Learning Spanish and taking Spanish lessons online really pays off when you travel, especially when you want to get the perfect spot in a sought after restaurant. When you finally visit a Spanish-speaking country, all your study time is worth it. Compared to tourists that can’t speak with local people, every successful conversation you have with a native Spanish-speaker makes you feel like a total celebrity. Feeling relaxed on your holiday is all about how fluent you are.
Just before the pandemic hit, I took a trip to the Mediterranean coast. I spent one week enjoying the sunny weather and tasty seaside cuisine of Málaga, Spain. If you do the same someday, do you know all the words and phrases you need to get through dinner? Let’s walk through what you need to know for your next holiday in sunny Spain.
Here is some intermediate Spanish restaurant vocabulary you should know
Restaurant Spanish to make a reservation
Restaurants in tourist cities like Málaga are often booked on busy Saturday nights. To reserve your table and avoid getting stranded and ‘hangry’, call ahead. Brush up on your Spanish phrases to talk about time and phone.
Buenas tardes, llamo para hacer una reservación ¿Hay mesa disponible para dos personas mañana, martes, a las 7 pm – Good afternoon, I am calling to make a reservation. Is there a table available for 2 people tomorrow, Tuesday, at 7 pm (19.00)?
If the staff says no, thank them and hang up. If they say yes, follow up. Done and dusted.
Entonces me gustaría reservar ahora mismo, por favor. Gracias. – Then I would like to reserve right away please. Thank you.
Restaurant Spanish for ordering drinks
The meal tradition in Spain is to have drinks, order some food items to snack on, and enjoy your sobremesa or time lingering at the table for a chat. This means that for most restaurants in Málaga, you seat yourself and a server will stop by for your drink order.
¡Perdone! – Excuse me! (to call for attention from a server)
¿Tenéis..? – Do you have any… ?
Copa de vino tinto/blanco. – Glass of red/white wine.
Agua de grifo/llave o agua de botella. – Tap water or bottled water.
Jarra de sangría. – Jug of sangría red wine with fruit and juice.
Una caña. – A (tiny, inexpensive) beer.
Un vermút. – A vermouth, special fortified red wine from Málaga. Worth a try.

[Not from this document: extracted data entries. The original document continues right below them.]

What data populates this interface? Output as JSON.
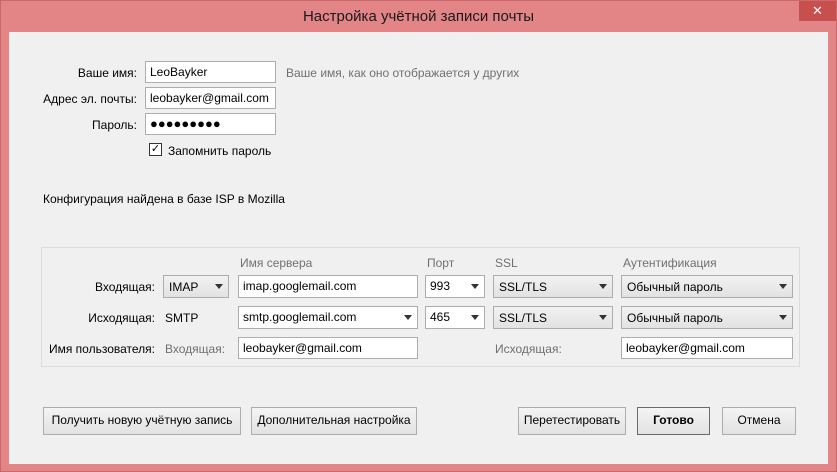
{
  "window": {
    "title": "Настройка учётной записи почты",
    "close_label": "✕"
  },
  "identity": {
    "name_label": "Ваше имя:",
    "name_value": "LeoBayker",
    "name_hint": "Ваше имя, как оно отображается у других",
    "email_label": "Адрес эл. почты:",
    "email_value": "leobayker@gmail.com",
    "password_label": "Пароль:",
    "password_value": "●●●●●●●●●",
    "remember_label": "Запомнить пароль",
    "remember_checked": true
  },
  "status": "Конфигурация найдена в базе ISP в Mozilla",
  "servers": {
    "headers": {
      "server": "Имя сервера",
      "port": "Порт",
      "ssl": "SSL",
      "auth": "Аутентификация"
    },
    "incoming": {
      "label": "Входящая:",
      "protocol": "IMAP",
      "server": "imap.googlemail.com",
      "port": "993",
      "ssl": "SSL/TLS",
      "auth": "Обычный пароль"
    },
    "outgoing": {
      "label": "Исходящая:",
      "protocol": "SMTP",
      "server": "smtp.googlemail.com",
      "port": "465",
      "ssl": "SSL/TLS",
      "auth": "Обычный пароль"
    },
    "username": {
      "label": "Имя пользователя:",
      "incoming_label": "Входящая:",
      "incoming_value": "leobayker@gmail.com",
      "outgoing_label": "Исходящая:",
      "outgoing_value": "leobayker@gmail.com"
    }
  },
  "buttons": {
    "new_account": "Получить новую учётную запись",
    "advanced": "Дополнительная настройка",
    "retest": "Перетестировать",
    "done": "Готово",
    "cancel": "Отмена"
  }
}
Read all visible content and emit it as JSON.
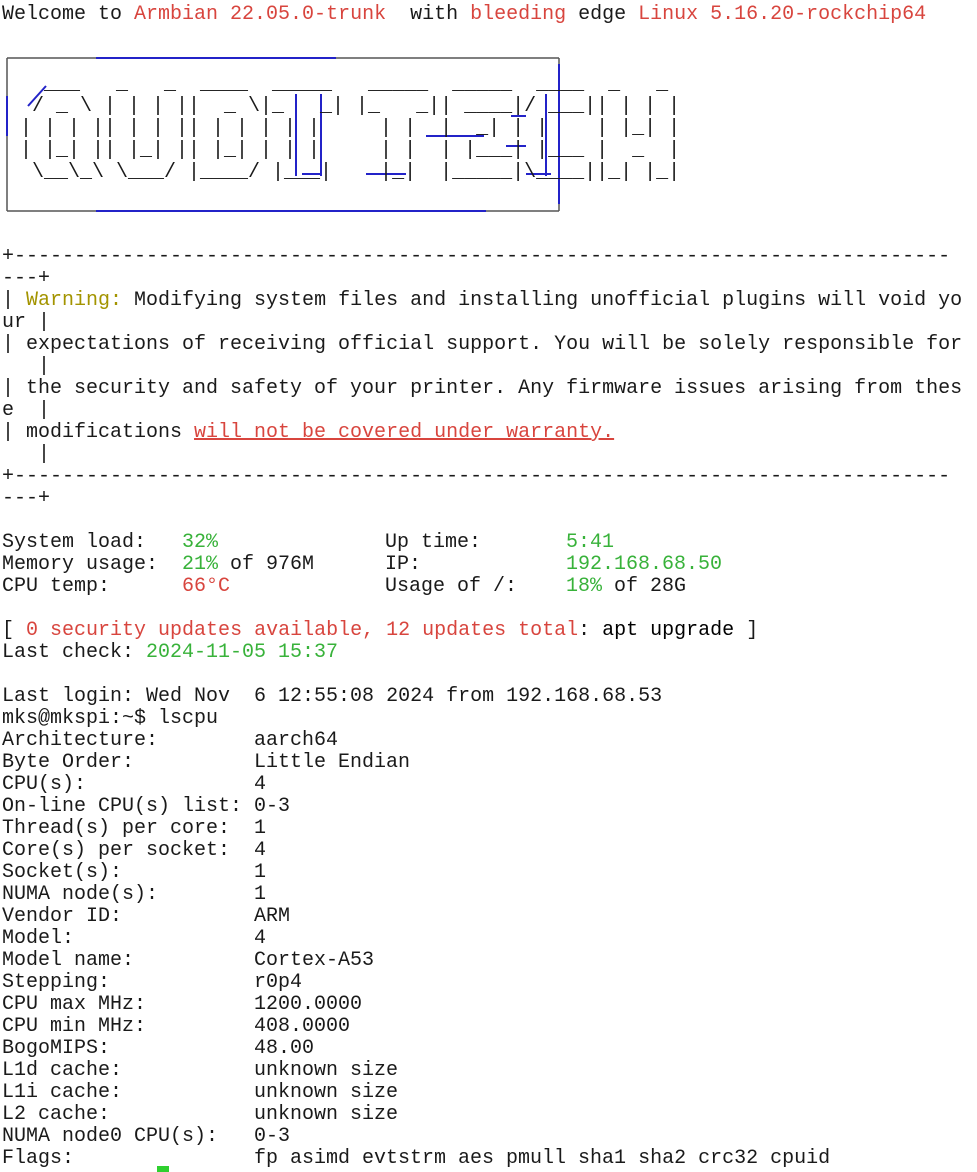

Restaurant Spanish for ordering food
I’ve mentioned my embarrassing moment ordering food in Spain before. I bragged about being fluent when I arrived in Spain for the first time, but couldn’t even read a food menu in Madrid. How was I supposed to know that bocadillos or literally “little mouths” was Spanish slang for a small sandwich? Clearly there are differences in Spanish vocabulary for food. Here are some words and phrases to help you navigate a Spanish menu.
Tapas. – Small sharing snacks. Traditionally free with a drink but in tourist areas has a small fee.
Ración/media ración. – One portion/half portion (sharing option).
Bocadillo/mondadito. – Small sandwich.
Boquerones. – Sardines.
Croquetas. – Croquettes; meat and potato in fried batter.
Since it will take you longer than native Spanish speakers to read the menu, remember: Dos minutos más por favor. (Give us) two more minutes (before deciding) please.
Cultural Considerations for Spanish Restaurant Vocabulary
Did you notice that this guide to Spanish restaurant vocabulary didn’t have many long, polite phrases to memorise? In our blog post on Spain Spanish versus Latin American Spanish, we touched on differences in vocabulary. There is one more cultural difference worth mentioning.
Spanish restaurant interactions, in general, are more direct than in Latin America. You will hear Spaniards say things in an abrupt way. Spanish nightlife has a casual culture. Perhaps the least formal Spanish speaking environment I’ve encountered in the world is a Spanish bar. It is not rare to hear the following demands:
Traeme un vermút de la casa. – Bring me a house vermouth.
Dáme la cuenta. – Give me the bill.
Págame. – Pay me (from a bartender or even to ask for change on a bill).
Although it may feel uncomfortable at first, be prepared to hear it. The key to a smooth exchange is not to speak with frilly language but to match the person you are speaking with. When in Rome, right? From drinks to food, short intermediate Spanish phrases are enough to get through a meal in Málaga, Spain.